A group of people standing in front of a crowd

Description automatically generated


Curriculum reforms 

Oxford has been accused before of having a Eurocentric curriculum with no or minimal appreciation of fundamental issues like the impact of colonialism on the lives of Africans and all the other countries. Furthermore, there is exclusion of work from African scholars and authors. Oxford being at the core of academic scholarship has also neglected and fails to promote work that writes against the curve, on the periphery, and or on challenging the oppressive foundations of knowledge production that exists in the core.
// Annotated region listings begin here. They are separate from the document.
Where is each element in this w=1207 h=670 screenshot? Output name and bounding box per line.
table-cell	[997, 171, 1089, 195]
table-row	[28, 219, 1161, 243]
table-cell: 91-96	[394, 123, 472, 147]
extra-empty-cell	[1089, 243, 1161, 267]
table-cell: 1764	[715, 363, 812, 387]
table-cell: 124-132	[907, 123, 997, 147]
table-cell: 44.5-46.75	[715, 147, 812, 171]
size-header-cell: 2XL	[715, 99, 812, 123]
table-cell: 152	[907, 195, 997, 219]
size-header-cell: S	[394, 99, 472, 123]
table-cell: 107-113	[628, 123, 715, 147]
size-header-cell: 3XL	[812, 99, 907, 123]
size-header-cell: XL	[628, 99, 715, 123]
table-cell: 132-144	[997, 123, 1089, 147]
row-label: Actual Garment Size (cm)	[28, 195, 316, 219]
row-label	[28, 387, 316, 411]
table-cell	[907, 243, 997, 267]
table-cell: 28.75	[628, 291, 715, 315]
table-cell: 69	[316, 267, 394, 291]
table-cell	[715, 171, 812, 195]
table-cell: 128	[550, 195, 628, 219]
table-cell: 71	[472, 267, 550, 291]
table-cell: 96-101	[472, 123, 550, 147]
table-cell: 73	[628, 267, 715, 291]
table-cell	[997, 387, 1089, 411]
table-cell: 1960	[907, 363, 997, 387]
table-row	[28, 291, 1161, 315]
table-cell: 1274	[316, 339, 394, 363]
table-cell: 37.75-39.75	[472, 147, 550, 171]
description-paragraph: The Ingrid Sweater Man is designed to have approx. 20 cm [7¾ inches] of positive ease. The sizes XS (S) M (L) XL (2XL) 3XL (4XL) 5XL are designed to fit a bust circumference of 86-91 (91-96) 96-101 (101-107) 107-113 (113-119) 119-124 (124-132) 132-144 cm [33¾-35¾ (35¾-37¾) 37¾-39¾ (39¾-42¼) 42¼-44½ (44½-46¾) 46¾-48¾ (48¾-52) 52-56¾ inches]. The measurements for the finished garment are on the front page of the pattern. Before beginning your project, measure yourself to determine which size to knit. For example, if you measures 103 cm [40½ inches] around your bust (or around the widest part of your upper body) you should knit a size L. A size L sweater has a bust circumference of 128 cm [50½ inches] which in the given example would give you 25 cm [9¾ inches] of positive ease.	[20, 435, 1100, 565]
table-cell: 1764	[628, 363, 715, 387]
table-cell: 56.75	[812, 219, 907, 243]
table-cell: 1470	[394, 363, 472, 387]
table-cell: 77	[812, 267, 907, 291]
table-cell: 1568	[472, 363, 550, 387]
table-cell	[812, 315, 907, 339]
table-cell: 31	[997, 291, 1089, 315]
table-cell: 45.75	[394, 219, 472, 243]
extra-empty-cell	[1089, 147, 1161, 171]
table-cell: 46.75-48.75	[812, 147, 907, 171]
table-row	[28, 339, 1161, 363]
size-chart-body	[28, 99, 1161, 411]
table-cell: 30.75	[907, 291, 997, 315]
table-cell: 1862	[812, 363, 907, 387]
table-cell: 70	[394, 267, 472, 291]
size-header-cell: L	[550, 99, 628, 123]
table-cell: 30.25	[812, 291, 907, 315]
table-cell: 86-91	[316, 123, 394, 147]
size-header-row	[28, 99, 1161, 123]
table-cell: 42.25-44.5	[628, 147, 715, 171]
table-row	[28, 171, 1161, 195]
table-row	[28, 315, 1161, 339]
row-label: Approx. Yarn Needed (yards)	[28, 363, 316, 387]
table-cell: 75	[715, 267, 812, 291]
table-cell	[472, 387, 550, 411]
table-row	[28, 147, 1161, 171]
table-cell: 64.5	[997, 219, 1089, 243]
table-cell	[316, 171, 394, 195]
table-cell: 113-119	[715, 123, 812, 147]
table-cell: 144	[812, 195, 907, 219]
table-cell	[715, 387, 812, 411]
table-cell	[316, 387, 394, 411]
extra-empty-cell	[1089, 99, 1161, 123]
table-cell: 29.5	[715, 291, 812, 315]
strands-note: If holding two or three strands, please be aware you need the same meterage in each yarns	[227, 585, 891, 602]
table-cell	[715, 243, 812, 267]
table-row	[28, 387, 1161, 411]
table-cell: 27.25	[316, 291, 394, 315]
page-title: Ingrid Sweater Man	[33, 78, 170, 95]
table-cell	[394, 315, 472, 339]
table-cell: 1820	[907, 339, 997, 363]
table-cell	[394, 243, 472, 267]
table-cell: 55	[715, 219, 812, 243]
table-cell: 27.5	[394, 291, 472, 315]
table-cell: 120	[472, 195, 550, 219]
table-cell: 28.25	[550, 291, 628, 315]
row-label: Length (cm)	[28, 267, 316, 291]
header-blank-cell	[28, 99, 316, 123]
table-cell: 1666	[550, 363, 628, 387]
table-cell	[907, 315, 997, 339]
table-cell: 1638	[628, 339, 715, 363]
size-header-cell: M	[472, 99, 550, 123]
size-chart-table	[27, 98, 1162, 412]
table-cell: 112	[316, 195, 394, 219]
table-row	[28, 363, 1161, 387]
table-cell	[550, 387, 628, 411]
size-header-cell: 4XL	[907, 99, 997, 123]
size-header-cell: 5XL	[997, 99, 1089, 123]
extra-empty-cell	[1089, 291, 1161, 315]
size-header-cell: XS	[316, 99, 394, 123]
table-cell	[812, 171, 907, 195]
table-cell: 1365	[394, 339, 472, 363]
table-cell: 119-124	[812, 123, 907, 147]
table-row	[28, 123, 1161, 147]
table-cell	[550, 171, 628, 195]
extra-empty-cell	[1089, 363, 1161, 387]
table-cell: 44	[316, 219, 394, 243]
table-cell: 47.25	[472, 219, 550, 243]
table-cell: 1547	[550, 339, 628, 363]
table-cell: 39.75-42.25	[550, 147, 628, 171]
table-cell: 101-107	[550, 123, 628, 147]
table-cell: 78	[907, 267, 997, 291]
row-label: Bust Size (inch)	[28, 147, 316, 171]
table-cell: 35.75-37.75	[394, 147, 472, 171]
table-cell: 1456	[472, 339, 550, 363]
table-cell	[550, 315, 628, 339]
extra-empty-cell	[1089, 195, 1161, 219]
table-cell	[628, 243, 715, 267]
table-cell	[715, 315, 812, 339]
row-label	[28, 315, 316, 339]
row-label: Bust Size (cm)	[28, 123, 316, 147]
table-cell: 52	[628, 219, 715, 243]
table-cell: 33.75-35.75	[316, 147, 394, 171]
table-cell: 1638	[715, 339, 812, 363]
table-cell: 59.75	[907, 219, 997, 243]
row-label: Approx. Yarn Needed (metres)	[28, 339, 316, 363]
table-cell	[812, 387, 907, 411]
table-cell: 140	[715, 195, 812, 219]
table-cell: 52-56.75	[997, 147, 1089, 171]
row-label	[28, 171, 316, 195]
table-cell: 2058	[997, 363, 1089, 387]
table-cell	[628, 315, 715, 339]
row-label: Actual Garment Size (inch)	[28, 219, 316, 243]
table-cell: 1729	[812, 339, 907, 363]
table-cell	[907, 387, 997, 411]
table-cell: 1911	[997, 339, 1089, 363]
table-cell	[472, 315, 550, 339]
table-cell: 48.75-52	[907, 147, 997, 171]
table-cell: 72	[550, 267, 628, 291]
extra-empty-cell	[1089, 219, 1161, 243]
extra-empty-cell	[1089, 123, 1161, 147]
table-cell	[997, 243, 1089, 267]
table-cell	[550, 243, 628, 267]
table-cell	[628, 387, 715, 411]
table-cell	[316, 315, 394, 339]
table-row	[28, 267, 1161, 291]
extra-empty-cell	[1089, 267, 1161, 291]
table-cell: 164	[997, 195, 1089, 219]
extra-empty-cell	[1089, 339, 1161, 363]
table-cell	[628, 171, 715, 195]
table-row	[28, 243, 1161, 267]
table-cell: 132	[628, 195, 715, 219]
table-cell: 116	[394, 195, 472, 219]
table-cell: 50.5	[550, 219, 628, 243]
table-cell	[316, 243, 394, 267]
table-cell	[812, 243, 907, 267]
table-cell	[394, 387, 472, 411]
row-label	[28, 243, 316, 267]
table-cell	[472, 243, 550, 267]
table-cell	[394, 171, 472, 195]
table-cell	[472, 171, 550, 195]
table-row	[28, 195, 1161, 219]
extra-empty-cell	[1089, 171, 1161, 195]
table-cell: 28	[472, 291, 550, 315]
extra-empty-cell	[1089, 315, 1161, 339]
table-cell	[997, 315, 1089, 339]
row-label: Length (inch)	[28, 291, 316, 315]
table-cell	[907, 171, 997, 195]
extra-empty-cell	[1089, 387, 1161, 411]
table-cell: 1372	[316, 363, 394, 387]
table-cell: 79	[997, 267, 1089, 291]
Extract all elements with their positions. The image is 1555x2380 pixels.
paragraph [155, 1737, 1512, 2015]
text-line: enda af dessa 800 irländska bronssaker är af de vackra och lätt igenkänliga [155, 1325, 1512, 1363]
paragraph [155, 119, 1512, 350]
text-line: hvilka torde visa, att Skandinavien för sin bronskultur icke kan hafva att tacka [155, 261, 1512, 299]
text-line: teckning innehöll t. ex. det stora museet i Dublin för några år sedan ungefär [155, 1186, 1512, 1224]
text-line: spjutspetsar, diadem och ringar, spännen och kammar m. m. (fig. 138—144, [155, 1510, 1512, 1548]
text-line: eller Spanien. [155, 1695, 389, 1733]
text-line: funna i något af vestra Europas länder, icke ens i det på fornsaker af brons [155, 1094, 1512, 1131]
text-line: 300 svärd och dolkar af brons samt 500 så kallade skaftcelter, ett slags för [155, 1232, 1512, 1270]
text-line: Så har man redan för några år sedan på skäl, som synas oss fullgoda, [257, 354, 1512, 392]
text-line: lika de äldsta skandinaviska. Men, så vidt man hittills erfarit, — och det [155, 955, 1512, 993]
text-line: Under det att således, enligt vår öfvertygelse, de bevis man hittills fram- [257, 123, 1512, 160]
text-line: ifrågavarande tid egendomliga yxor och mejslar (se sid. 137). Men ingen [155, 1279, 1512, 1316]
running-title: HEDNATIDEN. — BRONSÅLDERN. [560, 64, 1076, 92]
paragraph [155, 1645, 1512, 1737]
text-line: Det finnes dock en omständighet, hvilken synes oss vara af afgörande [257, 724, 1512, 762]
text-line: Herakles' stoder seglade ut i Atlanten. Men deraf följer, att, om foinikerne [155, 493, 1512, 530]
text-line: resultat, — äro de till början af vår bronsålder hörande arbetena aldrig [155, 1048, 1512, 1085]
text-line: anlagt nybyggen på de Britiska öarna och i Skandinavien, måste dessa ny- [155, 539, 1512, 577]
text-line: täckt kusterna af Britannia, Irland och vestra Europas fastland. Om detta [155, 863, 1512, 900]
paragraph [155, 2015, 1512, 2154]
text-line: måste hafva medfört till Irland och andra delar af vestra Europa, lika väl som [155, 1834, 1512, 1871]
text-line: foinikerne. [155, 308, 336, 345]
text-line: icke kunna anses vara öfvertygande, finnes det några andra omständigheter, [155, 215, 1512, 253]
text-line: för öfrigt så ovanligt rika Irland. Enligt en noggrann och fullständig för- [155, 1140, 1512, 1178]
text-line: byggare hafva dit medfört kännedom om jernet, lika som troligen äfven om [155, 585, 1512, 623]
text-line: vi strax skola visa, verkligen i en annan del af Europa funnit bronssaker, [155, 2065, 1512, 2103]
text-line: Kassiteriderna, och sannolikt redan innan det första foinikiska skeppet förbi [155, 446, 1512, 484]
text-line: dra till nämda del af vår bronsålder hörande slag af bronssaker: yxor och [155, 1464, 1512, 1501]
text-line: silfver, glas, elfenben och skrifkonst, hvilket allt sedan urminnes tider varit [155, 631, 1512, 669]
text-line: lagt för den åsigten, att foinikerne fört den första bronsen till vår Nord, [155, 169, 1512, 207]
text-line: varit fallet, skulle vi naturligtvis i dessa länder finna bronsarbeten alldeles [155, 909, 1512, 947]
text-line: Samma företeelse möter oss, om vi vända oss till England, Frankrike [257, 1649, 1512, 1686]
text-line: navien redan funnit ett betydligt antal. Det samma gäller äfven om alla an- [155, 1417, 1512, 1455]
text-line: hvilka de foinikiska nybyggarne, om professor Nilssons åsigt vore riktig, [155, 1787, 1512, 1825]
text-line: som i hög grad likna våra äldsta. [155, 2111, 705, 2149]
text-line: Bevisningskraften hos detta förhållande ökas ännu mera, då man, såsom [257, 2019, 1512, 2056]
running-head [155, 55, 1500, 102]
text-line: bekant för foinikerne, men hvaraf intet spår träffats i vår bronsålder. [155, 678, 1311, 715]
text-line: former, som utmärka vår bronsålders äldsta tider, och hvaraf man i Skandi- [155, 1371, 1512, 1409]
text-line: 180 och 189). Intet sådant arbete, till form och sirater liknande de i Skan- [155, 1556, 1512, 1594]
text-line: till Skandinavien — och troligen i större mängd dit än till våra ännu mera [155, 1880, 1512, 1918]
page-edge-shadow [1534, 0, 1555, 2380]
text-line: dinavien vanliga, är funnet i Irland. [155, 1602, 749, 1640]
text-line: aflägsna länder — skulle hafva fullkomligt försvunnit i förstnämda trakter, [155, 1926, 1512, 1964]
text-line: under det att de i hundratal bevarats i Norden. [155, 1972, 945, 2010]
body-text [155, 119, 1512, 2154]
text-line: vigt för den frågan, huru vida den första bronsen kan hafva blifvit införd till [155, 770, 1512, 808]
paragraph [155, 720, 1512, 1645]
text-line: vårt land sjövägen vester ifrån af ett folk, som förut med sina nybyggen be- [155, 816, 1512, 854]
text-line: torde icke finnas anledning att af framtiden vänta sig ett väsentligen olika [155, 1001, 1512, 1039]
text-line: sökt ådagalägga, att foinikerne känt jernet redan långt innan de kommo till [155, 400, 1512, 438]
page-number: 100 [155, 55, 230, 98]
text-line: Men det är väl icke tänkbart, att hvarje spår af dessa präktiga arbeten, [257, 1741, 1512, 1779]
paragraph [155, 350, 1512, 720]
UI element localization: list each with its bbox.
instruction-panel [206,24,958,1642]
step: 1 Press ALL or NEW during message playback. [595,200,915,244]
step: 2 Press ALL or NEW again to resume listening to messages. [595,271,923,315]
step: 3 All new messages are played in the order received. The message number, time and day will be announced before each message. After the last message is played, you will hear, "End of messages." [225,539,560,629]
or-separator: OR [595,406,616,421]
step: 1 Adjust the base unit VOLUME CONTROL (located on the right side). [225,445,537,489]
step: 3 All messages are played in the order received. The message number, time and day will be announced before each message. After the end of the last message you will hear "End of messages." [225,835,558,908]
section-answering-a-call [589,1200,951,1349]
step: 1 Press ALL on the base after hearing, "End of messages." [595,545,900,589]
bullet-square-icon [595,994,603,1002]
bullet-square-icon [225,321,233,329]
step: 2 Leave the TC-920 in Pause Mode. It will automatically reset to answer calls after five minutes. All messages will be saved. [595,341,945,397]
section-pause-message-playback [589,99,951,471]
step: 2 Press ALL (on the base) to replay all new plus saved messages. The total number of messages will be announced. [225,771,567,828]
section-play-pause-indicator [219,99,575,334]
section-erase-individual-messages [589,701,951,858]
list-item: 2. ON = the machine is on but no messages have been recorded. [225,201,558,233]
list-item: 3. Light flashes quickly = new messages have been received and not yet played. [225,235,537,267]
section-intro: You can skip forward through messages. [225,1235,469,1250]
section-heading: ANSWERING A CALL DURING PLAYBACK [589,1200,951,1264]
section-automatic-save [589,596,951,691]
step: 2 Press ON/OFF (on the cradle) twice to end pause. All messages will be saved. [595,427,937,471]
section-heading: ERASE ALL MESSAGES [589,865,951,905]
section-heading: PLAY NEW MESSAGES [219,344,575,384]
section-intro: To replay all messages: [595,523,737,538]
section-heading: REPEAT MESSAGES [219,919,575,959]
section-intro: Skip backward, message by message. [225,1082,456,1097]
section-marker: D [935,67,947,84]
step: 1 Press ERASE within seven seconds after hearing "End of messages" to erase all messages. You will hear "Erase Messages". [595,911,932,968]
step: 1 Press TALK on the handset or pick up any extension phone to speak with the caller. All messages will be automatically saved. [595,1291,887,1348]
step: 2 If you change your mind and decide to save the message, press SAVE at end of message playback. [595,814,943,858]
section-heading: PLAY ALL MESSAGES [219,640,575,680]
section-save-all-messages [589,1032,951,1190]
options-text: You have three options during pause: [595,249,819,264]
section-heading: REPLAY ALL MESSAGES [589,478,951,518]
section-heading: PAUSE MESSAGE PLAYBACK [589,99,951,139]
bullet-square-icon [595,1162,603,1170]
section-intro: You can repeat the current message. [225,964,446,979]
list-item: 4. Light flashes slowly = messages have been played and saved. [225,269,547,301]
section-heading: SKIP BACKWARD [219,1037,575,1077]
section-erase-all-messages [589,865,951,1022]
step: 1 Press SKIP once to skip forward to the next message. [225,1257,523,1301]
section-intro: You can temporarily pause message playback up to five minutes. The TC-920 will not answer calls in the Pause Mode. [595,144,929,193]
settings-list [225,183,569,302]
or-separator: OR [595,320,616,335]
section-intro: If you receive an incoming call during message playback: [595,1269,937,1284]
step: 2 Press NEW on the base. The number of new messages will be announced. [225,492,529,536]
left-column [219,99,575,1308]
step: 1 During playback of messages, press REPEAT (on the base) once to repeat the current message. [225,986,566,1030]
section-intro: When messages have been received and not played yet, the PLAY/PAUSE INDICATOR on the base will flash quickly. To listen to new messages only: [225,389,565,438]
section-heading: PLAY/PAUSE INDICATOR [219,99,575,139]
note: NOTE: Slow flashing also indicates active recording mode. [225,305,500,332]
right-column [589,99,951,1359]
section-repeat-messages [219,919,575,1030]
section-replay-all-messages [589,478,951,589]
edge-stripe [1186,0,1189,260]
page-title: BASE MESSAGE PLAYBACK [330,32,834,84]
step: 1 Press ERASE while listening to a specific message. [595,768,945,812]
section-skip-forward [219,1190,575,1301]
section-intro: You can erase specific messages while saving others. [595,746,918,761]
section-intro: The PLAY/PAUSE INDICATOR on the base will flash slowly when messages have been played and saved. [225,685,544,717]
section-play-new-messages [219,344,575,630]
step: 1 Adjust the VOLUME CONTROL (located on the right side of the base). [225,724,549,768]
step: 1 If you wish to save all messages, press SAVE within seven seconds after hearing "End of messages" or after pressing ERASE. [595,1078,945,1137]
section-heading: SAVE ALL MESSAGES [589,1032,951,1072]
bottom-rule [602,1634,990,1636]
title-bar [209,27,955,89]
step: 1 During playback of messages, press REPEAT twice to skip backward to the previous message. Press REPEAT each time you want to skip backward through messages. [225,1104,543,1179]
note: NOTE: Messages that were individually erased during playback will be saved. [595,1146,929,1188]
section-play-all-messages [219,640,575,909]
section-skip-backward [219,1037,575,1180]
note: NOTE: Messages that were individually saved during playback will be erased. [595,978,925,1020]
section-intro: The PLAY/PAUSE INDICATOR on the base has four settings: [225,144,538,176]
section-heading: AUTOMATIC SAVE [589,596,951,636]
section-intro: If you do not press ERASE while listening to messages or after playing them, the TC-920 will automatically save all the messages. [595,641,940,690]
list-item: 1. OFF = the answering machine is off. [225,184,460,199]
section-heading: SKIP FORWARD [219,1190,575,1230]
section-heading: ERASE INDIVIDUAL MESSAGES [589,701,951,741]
As AfriSoc, we have tried to address this through our initiatives such as the Afrofeminist book club, 200 Days of Lumumba and several other platforms, but this undeniably requires deeper efforts from the University towards increasing the number of Black faculty & resources within the University. This is not just for the African students to engage with, but also for all other Oxford members.  

Our Stand as the University of Oxford Africa Society 

We do appreciate the complexity of these issues and understand that it takes time and concerted efforts to achieve the goals. But we also know that this will only happen if the University is fully committed to this cause and we do not feel so as yet. This commitment begins with the university interrogating and engaging the intricate relationship between colonialism, race, access, inclusivity and diversity and how, its inaction as an institution to address these issues significantly propagates the inequality further.  

It is a fact that especially during this protracted COVID-19 pandemic, Black and other minority students are disproportionately disadvantaged driving the inequality even further. The university therefore should act promptly to cushion BAME students from further harm. 

As AfriSoc, working with our partners including the Africa Oxford Initiative (Afox), we have continued to support African students through our programs including scholarship and mentorship, welfare and advocacy and promoting a safe social environment through our convening activities such as the annual Oxford Africa Conference and social activities including the AfroBOP,African choir, Swahili classes and townhall series.  We are however aware that as a student body we can only do so much unless the university commits to its promises and supports our endeavor. 

Oxford University should walk the talk, and as AfriSoc, we will continue to hold the University accountable on its commitments and are willing to work together with all partners to make Oxford a home for all.